Fed confirms rates at 5.25-5.50% and offers no suggestions on cuts

Hopes of a rate cut fade of interest in March. As expected, the Federal Reserve confirmed the reference levels of interest rates on the dollar, while at the same time sending signals that it is not inclined to adjust them downwards in the short term. The reference fork sui fed funds thus remains at 5.25%-5.50%. Reducing the cost of money is not appropriate, the central bank notes, until there is greater confidence in a decline in inflation towards the 2% target. In the press conference at the end of the directorate, the FOMC, the president of the Fed Jerome Powell he defined “unlikely” the possibility that a cut will be reached at the next meeting, which will take place on March 19 and 20. In the statement on the decisions, the FOMC specified that “it does not expect that it will be appropriate to reduce the reference rates until it has greater confidence that inflation is moving sustainably towards 2%”.

The Fed’s next steps

There gallop of inflation – explains the Fed – it slowed down, but prices remain high in a context of “economic activity growing at a sustained rate” and a “solid labor market”. While painting a positive picture, the central bank still warns that “the economic outlook is uncertain” and it is necessary to stay “very attentive” to the risks of inflation. All US central bankers – as Powell underlined – are convinced that at some point rates will have to be reduced. So much so that it could even happen that while the Fed cuts rates it continues to tighten up the “quantitative” part of the monetary line, that is reducing the size of its budget through disposals of securities, mainly public. If anything, it could consider slowing down the pace of the reduction. “We will begin in-depth discussions on this in March,” Powell said. Rates and Qt (quantitative tightening) “we see them as independent instruments – explained the president of the Fed -. If you normalize the line you could reduce rates but continue to reduce the size of the balance sheet, it is possible”

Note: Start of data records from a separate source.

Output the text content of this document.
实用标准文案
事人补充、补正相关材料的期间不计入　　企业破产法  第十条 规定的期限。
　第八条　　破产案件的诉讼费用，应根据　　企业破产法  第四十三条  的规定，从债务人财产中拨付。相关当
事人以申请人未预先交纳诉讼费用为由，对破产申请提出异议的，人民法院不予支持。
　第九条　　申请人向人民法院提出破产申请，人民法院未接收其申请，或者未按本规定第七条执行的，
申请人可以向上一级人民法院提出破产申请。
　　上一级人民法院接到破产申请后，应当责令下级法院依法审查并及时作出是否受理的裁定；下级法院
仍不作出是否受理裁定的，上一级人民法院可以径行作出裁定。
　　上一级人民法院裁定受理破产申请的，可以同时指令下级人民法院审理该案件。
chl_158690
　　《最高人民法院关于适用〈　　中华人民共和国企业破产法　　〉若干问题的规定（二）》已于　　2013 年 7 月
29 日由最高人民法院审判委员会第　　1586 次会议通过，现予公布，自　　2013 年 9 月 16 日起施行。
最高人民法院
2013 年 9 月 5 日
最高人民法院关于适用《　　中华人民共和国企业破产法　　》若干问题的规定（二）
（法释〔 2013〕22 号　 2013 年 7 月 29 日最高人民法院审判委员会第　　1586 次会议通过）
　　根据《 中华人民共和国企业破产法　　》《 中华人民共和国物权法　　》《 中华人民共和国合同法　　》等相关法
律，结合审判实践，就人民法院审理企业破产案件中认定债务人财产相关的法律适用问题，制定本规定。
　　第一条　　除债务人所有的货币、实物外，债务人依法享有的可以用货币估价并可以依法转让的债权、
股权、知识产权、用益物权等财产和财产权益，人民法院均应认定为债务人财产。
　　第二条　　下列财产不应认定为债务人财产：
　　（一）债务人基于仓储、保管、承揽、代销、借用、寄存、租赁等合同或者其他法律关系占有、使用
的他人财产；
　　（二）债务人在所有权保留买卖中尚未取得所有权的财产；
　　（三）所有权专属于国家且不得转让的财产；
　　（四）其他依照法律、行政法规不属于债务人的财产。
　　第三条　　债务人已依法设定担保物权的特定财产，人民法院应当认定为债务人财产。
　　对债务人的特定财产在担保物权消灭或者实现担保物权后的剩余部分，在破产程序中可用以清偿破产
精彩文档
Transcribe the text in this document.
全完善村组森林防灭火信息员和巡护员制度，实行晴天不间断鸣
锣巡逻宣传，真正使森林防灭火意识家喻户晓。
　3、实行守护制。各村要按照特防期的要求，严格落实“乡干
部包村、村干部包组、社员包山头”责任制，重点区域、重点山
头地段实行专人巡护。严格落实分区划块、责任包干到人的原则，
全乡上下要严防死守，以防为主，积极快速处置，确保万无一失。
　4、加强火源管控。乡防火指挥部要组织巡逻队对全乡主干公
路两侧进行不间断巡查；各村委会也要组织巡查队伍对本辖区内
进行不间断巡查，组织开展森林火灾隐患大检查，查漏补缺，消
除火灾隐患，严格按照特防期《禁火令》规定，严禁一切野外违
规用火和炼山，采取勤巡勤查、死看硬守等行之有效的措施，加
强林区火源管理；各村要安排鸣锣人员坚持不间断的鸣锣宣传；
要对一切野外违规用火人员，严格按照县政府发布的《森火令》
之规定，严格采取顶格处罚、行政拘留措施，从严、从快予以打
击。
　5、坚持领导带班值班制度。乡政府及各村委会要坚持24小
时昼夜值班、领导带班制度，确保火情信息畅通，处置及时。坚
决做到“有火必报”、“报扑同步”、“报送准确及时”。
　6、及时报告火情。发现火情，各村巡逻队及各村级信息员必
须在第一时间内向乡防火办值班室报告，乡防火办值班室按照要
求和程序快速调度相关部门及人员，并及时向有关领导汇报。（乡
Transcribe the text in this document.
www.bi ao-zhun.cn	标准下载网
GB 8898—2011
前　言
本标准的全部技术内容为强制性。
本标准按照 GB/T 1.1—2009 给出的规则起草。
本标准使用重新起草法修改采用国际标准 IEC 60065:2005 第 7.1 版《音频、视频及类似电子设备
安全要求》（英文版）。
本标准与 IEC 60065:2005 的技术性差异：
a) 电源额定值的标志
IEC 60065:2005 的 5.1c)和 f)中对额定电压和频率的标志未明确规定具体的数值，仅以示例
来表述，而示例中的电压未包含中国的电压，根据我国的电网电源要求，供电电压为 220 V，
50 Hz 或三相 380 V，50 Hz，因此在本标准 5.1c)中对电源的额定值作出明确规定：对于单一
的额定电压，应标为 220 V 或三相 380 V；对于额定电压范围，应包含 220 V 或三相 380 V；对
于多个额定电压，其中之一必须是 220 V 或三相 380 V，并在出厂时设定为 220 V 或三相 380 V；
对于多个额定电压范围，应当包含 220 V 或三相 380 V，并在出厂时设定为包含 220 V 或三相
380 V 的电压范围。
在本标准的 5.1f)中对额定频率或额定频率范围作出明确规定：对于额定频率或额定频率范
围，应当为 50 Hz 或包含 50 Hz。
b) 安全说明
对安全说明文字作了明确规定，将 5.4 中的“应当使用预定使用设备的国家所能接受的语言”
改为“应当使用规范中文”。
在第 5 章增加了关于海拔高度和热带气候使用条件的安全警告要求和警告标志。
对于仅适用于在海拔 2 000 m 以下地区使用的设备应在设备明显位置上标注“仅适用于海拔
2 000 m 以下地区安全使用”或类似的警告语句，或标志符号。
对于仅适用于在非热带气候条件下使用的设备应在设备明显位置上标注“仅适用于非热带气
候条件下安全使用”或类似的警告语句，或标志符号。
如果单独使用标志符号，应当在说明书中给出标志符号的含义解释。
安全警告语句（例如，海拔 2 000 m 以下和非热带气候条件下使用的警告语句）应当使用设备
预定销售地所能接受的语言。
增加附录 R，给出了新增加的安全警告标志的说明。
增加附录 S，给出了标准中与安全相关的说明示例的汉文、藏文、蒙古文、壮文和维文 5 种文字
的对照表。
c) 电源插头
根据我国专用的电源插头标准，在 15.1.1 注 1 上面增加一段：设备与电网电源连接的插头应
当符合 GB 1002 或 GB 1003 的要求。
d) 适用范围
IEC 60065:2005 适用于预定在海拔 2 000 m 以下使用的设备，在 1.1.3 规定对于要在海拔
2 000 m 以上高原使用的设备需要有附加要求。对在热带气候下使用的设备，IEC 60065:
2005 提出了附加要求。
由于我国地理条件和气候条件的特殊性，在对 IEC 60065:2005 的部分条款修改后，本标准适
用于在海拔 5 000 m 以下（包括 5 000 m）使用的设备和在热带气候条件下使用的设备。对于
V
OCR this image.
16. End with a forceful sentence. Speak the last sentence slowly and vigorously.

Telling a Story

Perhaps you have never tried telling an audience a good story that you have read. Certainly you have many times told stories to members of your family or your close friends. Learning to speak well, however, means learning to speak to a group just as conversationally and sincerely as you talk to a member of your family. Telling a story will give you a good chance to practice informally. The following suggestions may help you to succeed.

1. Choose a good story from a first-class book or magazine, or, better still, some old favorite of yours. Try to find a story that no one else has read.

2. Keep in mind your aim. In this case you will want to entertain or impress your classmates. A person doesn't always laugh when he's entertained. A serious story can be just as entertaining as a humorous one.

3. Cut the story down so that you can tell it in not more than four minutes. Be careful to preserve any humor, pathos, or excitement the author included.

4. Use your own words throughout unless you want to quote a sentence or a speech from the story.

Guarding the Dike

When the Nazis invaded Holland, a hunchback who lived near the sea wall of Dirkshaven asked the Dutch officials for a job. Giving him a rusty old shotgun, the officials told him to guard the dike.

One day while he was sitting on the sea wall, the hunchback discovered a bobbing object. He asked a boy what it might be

Board divided on rate cut timing

“We will continue to make our decisions from time to time. We think that i rates are at their peak for this cycle and that it will be appropriate to reduce tightening at some point this year, but the economy has surprised expectations in many ways and progress towards our 2% target is not assured, the prospects are not certain – said Powell in the press conference at the end of the FOMC –. We are prepared to keep rates at current levels for longer if it were appropriate.” In the USA “inflation has fallen without a significant increase in unemployment and this – said the Fed president – ​​is excellent news, but it remains too high. I want to assure Americans that we are fully committed to returning inflation to our target level of 2%. The drop in the cost of living “is welcome but we need to see continued evidence that gives confidence that inflation will move towards our target levels. We want to see more positive data that show that inflation is falling.” The Federal Reserve board is divided on the timing of when it will be appropriate to cut interest rates, although at the meeting of the last two days no one has yet proposed a reduction. “We have a healthy internal debate with different points of view, you’ll see it in the board minutes,” Powell reported.

IMF forecasts

The Fedas well as the ECB and the Bank of England, is located At the fork of cutting rates aware that reducing them too soon could inflame inflation again and cutting them too late could instead suffocate the recovery. According to the International Monetary Fund, the three largest central banks they will maintain the rates at current levels”until the second half of the year before gradually reducing them.”

The December dot pilot

In the minutes of the December 12 and 13 meeting the Federal Reserve noted inflation “still above target” with “decreased upside risks”. On that occasion the Fed announced a continuation of its restrictive monetary policy for some time taxi – we read in the minutes – they are at or near their peak. As for forecasts on the trend of interest rates, the Fed had underlined a high level of uncertainty. In the dot plotwhich accompanied the statement of the Fed’s decision in December to keep the cost of money unchanged, Possible rate cuts in 2024 are indicated.